Step 3.2: Test the Flask App Locally

Before deploying the app for production, you can test it locally. First, run the Flask app:

python app.py

The Flask server should be running on http://0.0.0.0:5000. You can test it using a tool like Postman or cURL.

For example, using cURL:

curl -X POST http://localhost:5000/predict -H "Content-Type: application/json" -d '{"image": [[...]]}'

Replace [...] with a valid 28x28 pixel image array.

4. Configure Gunicorn for Production

Flask’s built-in development server is not suitable for production, so we’ll use Gunicorn, a WSGI server, to handle production requests.

Step 4.1: Install Gunicorn

With the virtual environment still active, install Gunicorn:

pip install gunicorn

Step 4.2: Run the Flask App with Gunicorn

Run the Flask application using Gunicorn to handle multiple requests:

gunicorn --bind 0.0.0.0:5000 app:app

At this stage, your app is ready for production deployment but still needs to be secured and managed by a process manager.
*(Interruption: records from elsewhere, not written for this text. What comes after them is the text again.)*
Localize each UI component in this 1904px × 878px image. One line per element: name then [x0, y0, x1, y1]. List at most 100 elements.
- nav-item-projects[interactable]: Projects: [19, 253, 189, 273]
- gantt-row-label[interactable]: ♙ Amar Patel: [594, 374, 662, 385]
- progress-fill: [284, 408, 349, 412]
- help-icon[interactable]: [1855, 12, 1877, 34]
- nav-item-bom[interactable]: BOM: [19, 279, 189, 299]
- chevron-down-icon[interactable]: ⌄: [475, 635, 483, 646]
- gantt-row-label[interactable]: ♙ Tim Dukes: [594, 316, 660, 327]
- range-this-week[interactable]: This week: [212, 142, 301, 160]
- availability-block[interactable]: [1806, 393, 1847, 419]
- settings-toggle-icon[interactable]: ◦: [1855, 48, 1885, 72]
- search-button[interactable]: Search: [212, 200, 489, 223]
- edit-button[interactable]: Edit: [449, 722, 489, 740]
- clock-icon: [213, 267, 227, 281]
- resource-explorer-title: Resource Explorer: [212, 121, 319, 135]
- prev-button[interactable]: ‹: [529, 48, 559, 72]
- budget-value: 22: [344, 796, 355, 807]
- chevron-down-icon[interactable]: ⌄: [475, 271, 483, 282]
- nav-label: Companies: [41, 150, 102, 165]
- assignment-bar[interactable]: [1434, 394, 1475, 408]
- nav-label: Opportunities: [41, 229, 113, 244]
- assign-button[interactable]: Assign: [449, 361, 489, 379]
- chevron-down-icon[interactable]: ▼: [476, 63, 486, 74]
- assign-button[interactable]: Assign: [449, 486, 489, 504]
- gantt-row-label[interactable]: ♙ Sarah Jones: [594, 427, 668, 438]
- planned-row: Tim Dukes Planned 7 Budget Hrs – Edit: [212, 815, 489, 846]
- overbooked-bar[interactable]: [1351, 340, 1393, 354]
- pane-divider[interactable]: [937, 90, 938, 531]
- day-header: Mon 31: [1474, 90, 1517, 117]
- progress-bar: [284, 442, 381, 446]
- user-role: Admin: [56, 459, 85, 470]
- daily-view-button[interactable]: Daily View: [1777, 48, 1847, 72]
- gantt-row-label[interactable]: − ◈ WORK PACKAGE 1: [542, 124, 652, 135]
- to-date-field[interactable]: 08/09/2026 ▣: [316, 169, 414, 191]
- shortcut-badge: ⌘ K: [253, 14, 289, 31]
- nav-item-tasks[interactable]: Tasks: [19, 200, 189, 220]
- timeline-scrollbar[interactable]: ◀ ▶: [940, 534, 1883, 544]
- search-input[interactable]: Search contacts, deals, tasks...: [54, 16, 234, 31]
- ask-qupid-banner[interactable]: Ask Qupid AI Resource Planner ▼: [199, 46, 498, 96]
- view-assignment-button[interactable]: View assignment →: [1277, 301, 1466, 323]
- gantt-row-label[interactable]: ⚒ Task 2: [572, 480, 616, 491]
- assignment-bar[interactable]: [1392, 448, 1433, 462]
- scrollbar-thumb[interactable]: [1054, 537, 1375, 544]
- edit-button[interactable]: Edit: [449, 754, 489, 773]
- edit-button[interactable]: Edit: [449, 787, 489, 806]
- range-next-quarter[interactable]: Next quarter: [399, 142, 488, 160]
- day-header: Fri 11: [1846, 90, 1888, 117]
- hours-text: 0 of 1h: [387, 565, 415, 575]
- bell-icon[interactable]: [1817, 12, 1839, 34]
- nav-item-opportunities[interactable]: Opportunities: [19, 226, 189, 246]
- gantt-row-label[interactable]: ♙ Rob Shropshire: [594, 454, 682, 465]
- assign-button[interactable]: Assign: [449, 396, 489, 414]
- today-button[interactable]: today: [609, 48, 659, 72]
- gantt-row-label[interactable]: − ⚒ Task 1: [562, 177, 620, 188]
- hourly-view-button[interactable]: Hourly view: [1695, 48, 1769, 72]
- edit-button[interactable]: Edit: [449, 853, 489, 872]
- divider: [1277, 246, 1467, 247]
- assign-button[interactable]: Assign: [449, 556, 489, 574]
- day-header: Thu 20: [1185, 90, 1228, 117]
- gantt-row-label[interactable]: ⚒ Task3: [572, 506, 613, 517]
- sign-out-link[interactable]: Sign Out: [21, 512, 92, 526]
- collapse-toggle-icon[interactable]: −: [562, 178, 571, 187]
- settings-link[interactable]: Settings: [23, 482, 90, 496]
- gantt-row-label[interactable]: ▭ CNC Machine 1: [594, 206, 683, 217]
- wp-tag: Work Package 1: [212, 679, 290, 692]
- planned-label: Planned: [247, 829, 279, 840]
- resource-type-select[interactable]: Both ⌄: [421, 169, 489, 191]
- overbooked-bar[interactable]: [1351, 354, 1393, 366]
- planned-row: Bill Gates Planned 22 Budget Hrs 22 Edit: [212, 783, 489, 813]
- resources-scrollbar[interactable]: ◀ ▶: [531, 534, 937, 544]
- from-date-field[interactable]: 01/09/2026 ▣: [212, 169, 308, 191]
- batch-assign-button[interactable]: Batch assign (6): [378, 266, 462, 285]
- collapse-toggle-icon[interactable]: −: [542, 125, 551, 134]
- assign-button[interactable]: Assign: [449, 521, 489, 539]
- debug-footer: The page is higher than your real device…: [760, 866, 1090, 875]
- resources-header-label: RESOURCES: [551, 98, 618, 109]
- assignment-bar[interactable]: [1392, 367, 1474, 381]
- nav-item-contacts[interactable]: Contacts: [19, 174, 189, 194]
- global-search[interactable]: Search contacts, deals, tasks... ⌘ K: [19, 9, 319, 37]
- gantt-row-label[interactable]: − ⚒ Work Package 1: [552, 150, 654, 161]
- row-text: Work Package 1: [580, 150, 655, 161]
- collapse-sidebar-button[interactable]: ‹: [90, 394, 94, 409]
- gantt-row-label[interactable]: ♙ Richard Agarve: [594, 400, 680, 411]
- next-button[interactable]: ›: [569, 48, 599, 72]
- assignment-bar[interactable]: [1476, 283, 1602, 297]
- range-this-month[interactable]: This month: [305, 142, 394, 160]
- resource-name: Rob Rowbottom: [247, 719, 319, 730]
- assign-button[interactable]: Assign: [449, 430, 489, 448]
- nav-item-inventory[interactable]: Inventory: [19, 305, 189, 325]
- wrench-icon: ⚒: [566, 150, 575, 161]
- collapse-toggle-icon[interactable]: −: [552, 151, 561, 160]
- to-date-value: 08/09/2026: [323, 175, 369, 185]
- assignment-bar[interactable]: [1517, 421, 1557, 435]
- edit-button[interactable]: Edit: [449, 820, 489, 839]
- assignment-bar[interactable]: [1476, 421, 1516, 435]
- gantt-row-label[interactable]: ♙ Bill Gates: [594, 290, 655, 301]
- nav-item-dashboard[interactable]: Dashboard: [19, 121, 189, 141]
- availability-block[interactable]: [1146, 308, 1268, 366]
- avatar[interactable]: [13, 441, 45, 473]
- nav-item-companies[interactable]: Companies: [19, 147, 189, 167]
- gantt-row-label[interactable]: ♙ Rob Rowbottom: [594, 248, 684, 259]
5. Configure Nginx as a Reverse Proxy

Nginx will act as a reverse proxy, forwarding client requests to Gunicorn.

Step 5.1: Install Nginx

Install Nginx on your server if you don’t have it installed already:

sudo apt install nginx

Step 5.2: Configure Nginx

Create a new Nginx configuration file for the Flask app:

sudo nano /etc/nginx/sites-available/flask_ml_app

Add the following configuration:

server {
    listen 80;
    server_name your_domain_or_IP;

    location / {
        proxy_pass http://127.0.0.1:5000;
        proxy_set_header Host $host;
        proxy_set_header X-Real-IP $remote_addr;
        proxy_set_header X-Forwarded-For $proxy_add_x_forwarded_for;
        proxy_set_header X-Forwarded-Proto $scheme;
    }
}

Replace your_domain_or_IP with your server’s domain or IP address.

Step 5.3: Enable the Nginx Configuration

Link the configuration file to sites-enabled and restart Nginx:

sudo ln -s /etc/nginx/sites-available/flask_ml_app /etc/nginx/sites-enabled
sudo systemctl restart nginx

6. Manage the Application with Systemd

We’ll configure Systemd to keep the application running, even after server reboots.

Step 6.1: Create a Systemd Service

Create a new service file:

sudo nano /etc/systemd/system/flask_ml_app.service

Add the following content:

[Unit]
Description=Gunicorn instance to serve Flask ML app
After=network.target

[Service]
User=username
Group=www-data
WorkingDirectory=/home/username/flask_ml_app
Environment="PATH=/home/username/flask_ml_app/venv/bin"
ExecStart=/home/username/flask_ml_app/venv/bin/gunicorn --workers 3 --bind unix:flask_ml_app.sock -m 007 app:app

[Install]
WantedBy=multi-user.target

Replace username with your actual username.

Step 6.2: Start and Enable the Service

Reload Systemd, start the service, and enable it to run on boot:

sudo systemctl daemon-reload
sudo systemctl start flask_ml_app
sudo systemctl enable flask_ml_app

7. Testing and Final Adjustments

You can now access your Flask app by visiting your server’s IP or domain in the browser.

Step 7.1: Test the Model API

Use cURL or Postman to send a request to your deployed app:

curl -X POST http://your_domain_or_IP/predict -H "Content-Type: application/json" -d '{"image": [[...]]}'

You should receive a JSON response with the predicted class.

8. Securing the Application with SSL

For security, it’s critical to secure the app using Let’s Encrypt SSL.

Step 8.1: Install Certbot

Install Certbot, the Let’s Encrypt client, to obtain and manage your SSL certificates:

sudo apt install certbot python3-certbot-nginx

Step 8.2: Obtain the SSL Certificate

Run the following command to automatically configure Nginx with SSL:

sudo certbot --nginx -d your_domain_or_IP

Follow the prompts to complete the SSL setup.

Conclusion

In this tutorial, we walked through the entire process of deploying a machine learning model using Flask and TensorFlow on a dedicated server. You learned how to:

  • Set up a server with Python and TensorFlow.
  • Train and save a machine learning model.
  • Serve the model using Flask.
  • Use Gunicorn and Nginx for production.
  • Secure the app with SSL.

This setup is now ready to handle production traffic and can be extended to more complex models.